Akeelah (Keke Palmer) is an eleven-year-old seventh grader at a black middle school in South Los Angeles' Crenshaw district. Although she has a best friend, she feels lonely and isolated at school. Her mother Tanya (Angela Bassett) works as a nurse and has her hands full. One of her sons is in the Air Force and the other is already in trouble on the streets. Akeelah's father was shot while coming home from work and died when she was just six.

At school, her teacher (Dalia Phillips) realizes that Akeelah has a special gift for spelling and encourages her to sign up for the school's spelling bee, a suggestion further encouraged by her principal, Mr. Welch (Curtis Armstrong), who would love to have his poverty-stricken school look good in the district. But Akeelah doesn't want to come across as a "brainiac" to her classmates. And besides, she says, she doesn't even like her school and doesn't see why she should represent it. All this resistance is just masking her low self-esteem. But she does compete and easily wins.

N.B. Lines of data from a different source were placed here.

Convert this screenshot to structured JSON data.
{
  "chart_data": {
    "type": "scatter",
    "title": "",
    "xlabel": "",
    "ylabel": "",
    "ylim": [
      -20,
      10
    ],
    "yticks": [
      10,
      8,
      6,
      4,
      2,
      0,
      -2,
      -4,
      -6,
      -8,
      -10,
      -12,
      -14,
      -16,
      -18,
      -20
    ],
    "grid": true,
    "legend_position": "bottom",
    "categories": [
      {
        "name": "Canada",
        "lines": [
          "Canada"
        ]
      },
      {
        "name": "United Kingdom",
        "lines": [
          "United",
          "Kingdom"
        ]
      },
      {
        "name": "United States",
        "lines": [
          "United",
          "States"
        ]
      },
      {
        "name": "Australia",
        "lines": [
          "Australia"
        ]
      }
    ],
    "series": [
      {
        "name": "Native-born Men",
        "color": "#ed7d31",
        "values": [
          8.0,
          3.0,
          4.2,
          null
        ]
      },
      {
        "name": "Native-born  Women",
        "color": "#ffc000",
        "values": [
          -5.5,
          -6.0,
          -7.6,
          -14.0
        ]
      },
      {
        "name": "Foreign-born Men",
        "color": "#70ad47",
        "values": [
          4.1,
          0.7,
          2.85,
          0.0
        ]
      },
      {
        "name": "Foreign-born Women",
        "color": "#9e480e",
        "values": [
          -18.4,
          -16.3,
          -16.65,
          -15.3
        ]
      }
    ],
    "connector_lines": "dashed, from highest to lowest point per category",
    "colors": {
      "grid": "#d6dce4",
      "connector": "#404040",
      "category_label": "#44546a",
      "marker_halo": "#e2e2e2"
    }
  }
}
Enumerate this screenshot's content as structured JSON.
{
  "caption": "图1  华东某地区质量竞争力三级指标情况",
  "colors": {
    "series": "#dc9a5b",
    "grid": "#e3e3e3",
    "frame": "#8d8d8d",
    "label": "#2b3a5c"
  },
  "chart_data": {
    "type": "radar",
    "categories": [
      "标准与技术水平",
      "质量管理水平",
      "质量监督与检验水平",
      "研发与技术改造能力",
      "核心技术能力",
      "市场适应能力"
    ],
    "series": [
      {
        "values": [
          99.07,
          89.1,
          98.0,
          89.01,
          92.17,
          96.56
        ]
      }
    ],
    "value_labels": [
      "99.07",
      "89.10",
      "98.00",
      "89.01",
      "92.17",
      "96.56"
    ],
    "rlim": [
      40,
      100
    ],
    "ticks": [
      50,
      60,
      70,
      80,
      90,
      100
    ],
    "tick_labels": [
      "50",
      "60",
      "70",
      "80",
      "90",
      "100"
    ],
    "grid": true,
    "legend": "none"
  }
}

Mr. Welch has invited Dr. Larabee (Laurence Fishburne), a professor from ULCA and a former spelling bee champ, to the event. He is impressed with Akeelah but, despite her wonderful memory, he is not convinced that she has the discipline and creativity it takes to make it to the nationals in Washington D.C. Unimpressed with her street lingo and attitude, he turns her away when she comes to him for coaching. When he finally agrees to work with her, he realizes what she really needs and asks her to read a framed quotation he has on his office wall. We recognized it as Marianne Williamson's from A Return to Love:

"Our deepest fear is not that we are inadequate, our deepest fear is that we are powerful beyond measure. It is our light, not our darkness, that most frightens us. We ask ourselves, Who am I to be brilliant, gorgeous, talented, fabulous? Actually who are you not to be? . . . We were born to make manifest the glory of God that is within us."

Writer and director Doug Atchison's screenplay for Akeelah and the Bee won the Nicholl Fellowship in Screenwriting competition sponsored by the Academy of Motion Picture Arts and Sciences. It vividly conveys the conflict within this African-American teenager who is given a chance to display her special talent but is frightened to do so. She is alienated from the place where she lives and has bought into the idea that nothing good can come out of a run-down school and a community where people don't care about each other. That's why she's been skipping classes and not applying herself. But she has one thing going for her: the inspiration of her dead father who loved words and always encouraged her.

The relationship that develops between Akeelah and Dr. Larabee, an intellectual with his own private struggle, is emotionally affecting given how much they come to depend on each other. The professor teaches her about word construction, etymologies, and mnemonic tricks. In one of the best scenes, he shows her how small words hold the key to breaking down the winning words used in the final rounds of spelling bees. It's also a pleasure to watch Akeelah develop a friendship with Javier (JR. Villarreal), a Hispanic competitor who develops a crush on her. Although everyone hates Dylan Chiu (Sean Michael Afable), an Asian prodigy with a tyrannical father (Tzi Ma), her heart goes out to this driven boy who lives under incredible pressure.

Although we loved Spellbound, the documentary about the National Spelling Bee, and were moved by last year's Bee Season, Akeelah and the Bee moves out beyond the spelling bee circuit and turns into a film about a whole community. This thematic richness and the exquisite performance by Keke Palmer makes this one of the best films of the year.

One source of Akeelah's initial alienation is that she feels cut off from her community. But when she qualifies for the nationals in Washington and Dr. Larabee cuts her loose, giving her four yellow boxes full of cards with words to learn, she is forced to find help wherever she can — from her family, friends, classmates, and neighbors. In one of the most surprising scenes, a drug dealer shares that he won a contest in grade school for writing a poem; he promises to share it with her if she wins in Washington. Better than that, he and his gang help her prepare.

Long before the final competition, Akeelah has claimed her power and seen it nurtured by her whole community. She has stepped into the spotlight as a brilliant, gorgeous, talented, and fabulous child of God. And we, in the audience, feel just like her.